Die Theaterfrau Athena Schreiber versetzte sich während der Lesung dieser Geschichte ganz in den Ich-Erzähler hinein. Sie erzählte ruhig und selbstironisch von dem Hass des Protagonisten auf das Auge des alten Mannes, rang mit dem Wahnsinn während dessen Ermordung und gab sich zum Ende hin ganz diesem hin, als der Ich-Erzähler sein Geheimnis in die Welt hinaus schrie. Die nächste Geschichte näherte sich dem Grausen subtiler. „Die Wirtin“ vom berühmten Kinderbuchautor Roald Dahl, ist eine freundliche und herzensgute Frau – so scheint es zumindest. Auch der junge Billie Weaver ist dieser Ansicht und mietet ein Zimmer bei ihr. Alles andere spielt sich nur im Kopf der Zuhörer ab. In der Pause hatten alle die Gelegenheit sich mit köstlichem Fingerfood vom Gruseln zu erholen.

Die Diätassistentin und Köchin Nina Weismantel hatte herbstliche Kleinigkeiten wie Nussbrot mit zweierlei Aufstrich, würzig-süße Kürbismuffins, herzhafte Kürbis-Schnecken und – besonders gut für Leib und Seele an diesem Abend – eine warme Rote-Bete-Suppe gezaubert. Nach der Pause folgte mit „Die Düne“ die letzte Geschichte. Der Richter rudert seit achtzig Jahren zu einer Düne, auf der die Namen Totgeweihter in den Sand geschrieben stehen. An diesem Abend lässt er nun seinen Anwalt eilig kommen, um sein Testament zu machen. Doch das Ende ist anders als erwartet. Diese letzte Geschichte ist von 2011 und stammt aus der Feder des begnadeten Geschichtenerzählers Stephen King.

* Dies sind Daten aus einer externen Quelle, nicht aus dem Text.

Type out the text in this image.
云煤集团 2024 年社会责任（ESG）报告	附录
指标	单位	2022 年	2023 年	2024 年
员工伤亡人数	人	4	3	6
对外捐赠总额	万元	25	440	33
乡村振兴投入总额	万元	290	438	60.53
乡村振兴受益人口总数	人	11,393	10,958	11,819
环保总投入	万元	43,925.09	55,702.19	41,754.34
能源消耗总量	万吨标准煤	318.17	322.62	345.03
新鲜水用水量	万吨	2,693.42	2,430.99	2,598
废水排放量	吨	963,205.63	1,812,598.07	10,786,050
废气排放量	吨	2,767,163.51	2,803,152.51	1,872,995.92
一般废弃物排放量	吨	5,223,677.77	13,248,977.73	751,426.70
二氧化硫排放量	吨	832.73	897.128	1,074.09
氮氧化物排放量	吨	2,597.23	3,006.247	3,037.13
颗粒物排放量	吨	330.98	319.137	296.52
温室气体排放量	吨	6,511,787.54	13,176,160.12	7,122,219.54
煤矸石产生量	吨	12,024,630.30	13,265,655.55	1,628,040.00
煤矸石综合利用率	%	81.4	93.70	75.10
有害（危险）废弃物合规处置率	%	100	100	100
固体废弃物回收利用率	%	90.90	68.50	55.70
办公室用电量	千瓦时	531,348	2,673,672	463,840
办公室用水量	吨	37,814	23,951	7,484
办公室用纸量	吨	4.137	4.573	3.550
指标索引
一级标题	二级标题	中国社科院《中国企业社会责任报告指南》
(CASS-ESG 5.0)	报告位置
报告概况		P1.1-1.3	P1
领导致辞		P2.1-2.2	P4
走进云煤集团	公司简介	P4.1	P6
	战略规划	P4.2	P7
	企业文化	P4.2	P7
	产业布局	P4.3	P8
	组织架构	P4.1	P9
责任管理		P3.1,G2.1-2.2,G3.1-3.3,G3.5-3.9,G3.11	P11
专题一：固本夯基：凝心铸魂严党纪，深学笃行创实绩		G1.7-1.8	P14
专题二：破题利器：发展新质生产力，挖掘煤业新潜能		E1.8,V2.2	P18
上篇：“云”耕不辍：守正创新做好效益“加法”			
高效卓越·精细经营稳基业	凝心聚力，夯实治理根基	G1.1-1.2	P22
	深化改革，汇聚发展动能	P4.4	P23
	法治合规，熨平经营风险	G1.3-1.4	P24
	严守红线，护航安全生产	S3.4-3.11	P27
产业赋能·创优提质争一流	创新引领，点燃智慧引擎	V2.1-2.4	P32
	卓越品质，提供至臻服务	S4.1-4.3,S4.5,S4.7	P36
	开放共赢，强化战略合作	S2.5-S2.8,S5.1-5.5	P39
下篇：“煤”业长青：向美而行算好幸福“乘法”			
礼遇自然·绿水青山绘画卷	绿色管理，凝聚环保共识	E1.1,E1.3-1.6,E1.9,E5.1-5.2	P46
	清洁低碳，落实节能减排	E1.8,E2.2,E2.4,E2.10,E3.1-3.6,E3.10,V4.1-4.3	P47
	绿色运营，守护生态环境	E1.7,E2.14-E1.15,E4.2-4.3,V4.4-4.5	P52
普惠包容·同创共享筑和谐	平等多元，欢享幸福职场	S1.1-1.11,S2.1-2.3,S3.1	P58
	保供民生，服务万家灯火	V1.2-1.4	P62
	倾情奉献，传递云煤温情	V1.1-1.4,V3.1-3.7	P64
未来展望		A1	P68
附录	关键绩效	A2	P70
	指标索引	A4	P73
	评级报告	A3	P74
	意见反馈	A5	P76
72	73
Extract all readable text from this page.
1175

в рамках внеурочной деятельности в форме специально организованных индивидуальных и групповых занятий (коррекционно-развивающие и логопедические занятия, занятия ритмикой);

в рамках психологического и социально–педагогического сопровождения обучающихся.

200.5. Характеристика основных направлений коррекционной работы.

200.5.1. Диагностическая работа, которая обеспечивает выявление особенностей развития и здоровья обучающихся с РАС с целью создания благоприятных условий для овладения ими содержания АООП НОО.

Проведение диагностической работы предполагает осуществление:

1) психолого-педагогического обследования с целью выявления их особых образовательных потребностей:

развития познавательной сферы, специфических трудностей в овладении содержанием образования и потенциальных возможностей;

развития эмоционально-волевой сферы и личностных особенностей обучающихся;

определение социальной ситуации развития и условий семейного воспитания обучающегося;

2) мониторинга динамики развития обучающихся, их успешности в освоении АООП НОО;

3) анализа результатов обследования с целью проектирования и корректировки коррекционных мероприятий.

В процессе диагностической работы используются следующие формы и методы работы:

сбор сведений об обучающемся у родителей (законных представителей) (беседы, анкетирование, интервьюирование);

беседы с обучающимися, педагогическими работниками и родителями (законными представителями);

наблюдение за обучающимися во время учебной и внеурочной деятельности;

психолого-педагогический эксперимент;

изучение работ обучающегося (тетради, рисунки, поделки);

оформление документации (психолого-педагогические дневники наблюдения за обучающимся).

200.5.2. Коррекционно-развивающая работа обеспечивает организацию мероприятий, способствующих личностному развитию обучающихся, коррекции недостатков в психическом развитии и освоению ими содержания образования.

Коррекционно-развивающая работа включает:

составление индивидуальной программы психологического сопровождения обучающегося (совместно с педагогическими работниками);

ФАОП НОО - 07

Athena Schreiber hat einen Überblick von 300 Jahren der Beschäftigung mit dem Grusel-Thema aufgezeigt. Sie ist dabei in die einzelnen Charaktere geschlüpft, hat Pausen gesetzt, in denen sich das unbehagliche Gefühl in den Zuhörern ausbreiten konnte und hat Tempo gemacht, wo es galt Wahnsinn und Entsetzten zu zeigen. Am Ende bekam sie viel Beifall für ihren Vortrag und auch die kleinen Köstlichkeiten von Nina Weismantel wurden gelobt. So manch einer fragte nach den Rezepten, die sie sich größtenteils selbst ausgedacht hat. Alle Gäste fanden es sei sein gelungener, etwas anderer, Grusel-Abend.